If so, then look no further than the recent public discussion (dispute?) between the founders of the Signal and Matrix messaging systems, Moxie Marlinspike and Matthew Hodgson. The essence of their arguments, and I paraphrase:
- Moxie: you can’t build a private messaging system that’s competitive as a consumer app unless a single party, such as the Signal project, takes responsibility and ownership of the whole thing. Lots of privacy, but for the user it’s take it or leave it. Link to full post.

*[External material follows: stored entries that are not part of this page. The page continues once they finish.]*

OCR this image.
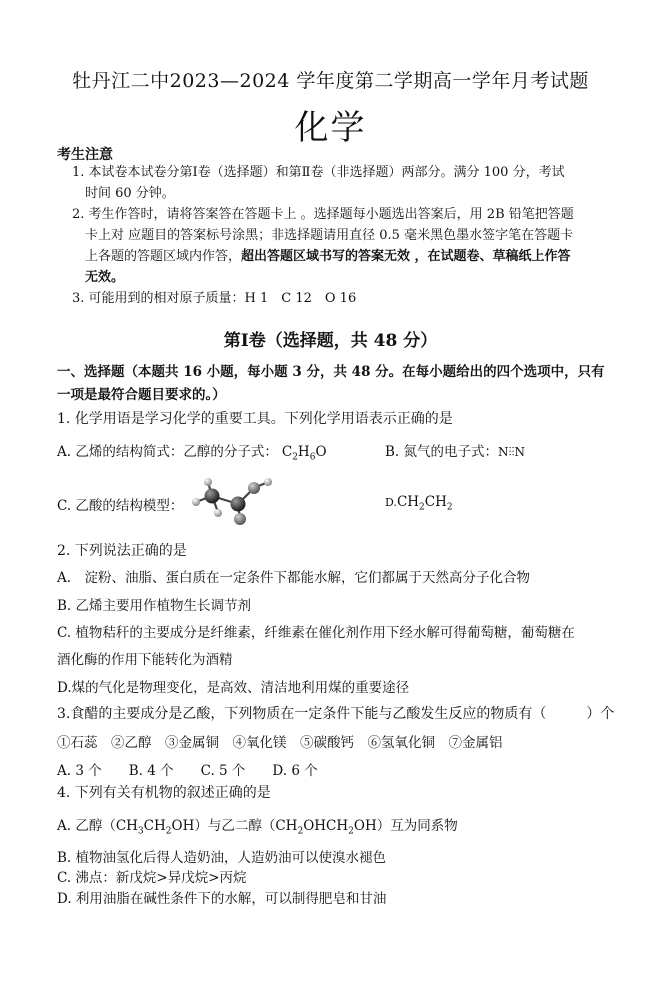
牡丹江二中2023—2024 学年度第二学期高一学年月考试题
化学
考生注意
1. 本试卷本试卷分第Ⅰ卷（选择题）和第Ⅱ卷（非选择题）两部分。满分 100 分，考试
时间 60 分钟。
2. 考生作答时，请将答案答在答题卡上 。选择题每小题选出答案后，用 2B 铅笔把答题
卡上对 应题目的答案标号涂黑；非选择题请用直径 0.5 毫米黑色墨水签字笔在答题卡
上各题的答题区域内作答，超出答题区域书写的答案无效 ，在试题卷、草稿纸上作答
无效。
3. 可能用到的相对原子质量：H 1　C 12　O 16
第Ⅰ卷（选择题，共 48 分）
一、选择题（本题共 16 小题，每小题 3 分，共 48 分。在每小题给出的四个选项中，只有
一项是最符合题目要求的。）
1. 化学用语是学习化学的重要工具。下列化学用语表示正确的是
A. 乙烯的结构简式：乙醇的分子式： $C_2H_6O$	B. 氮气的电子式：N⫶⫶N
C. 乙酸的结构模型：	$D.CH_2CH_2$
2. 下列说法正确的是
A.　淀粉、油脂、蛋白质在一定条件下都能水解，它们都属于天然高分子化合物
B. 乙烯主要用作植物生长调节剂
C. 植物秸秆的主要成分是纤维素，纤维素在催化剂作用下经水解可得葡萄糖，葡萄糖在
酒化酶的作用下能转化为酒精
D.煤的气化是物理变化，是高效、清洁地利用煤的重要途径
3.食醋的主要成分是乙酸，下列物质在一定条件下能与乙酸发生反应的物质有（	）个
①石蕊　②乙醇　③金属铜　④氧化镁　⑤碳酸钙　⑥氢氧化铜　⑦金属铝
A. 3 个　　B. 4 个　　C. 5 个　　D. 6 个
4. 下列有关有机物的叙述正确的是
A. 乙醇$(CH_3CH_2OH)$与乙二醇$(CH_2OHCH_2OH)$互为同系物
B. 植物油氢化后得人造奶油，人造奶油可以使溴水褪色
C. 沸点：新戊烷>异戊烷>丙烷
D. 利用油脂在碱性条件下的水解，可以制得肥皂和甘油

- Matthew: decentralization, on all levels including code forks and potentially insecure (non-private!) deployments, is an essential requirement to avoid single points of failure: critical people or components turning bad. Link to full post.
This is a high-quality conversation and we can all be very happy that it is conducted openly, and in a spirit of finding the truth. Go read both pieces, and ponder the arguments, it’s very much worth your while.
Who is right?
IMHO, both are. I don’t know whether all the the tradeoffs described are as unavoidable and unmitigatable as they are made out to be on those posts; maybe more innovation in technology and in particular governance could alleviate some of them.
However, the basic idea of a tradeoff between them, is valid. The Signal and Matrix projects make different choices on that spectrum, both for valid reasons.
If they need to do that, chances are, everybody else who cares about providing products and services with privacy and agency for the user, faces similar tradeoffs. It would serve us well to acknowledge that in every discussion on those points, and respect others who have the same goals as we do, but make different tradeoffs.
The most important point, however, is this: it shows how important it is to have both projects, or a plurality of projects addressing similar requirements but making different tradeoffs. Because that gives us, the users, you and me, the agency to make our own choices based on our own preferences. Including the choice to forego some agency in some aspects in favor of more privacy.
Which is the most important aspect of agency of them all.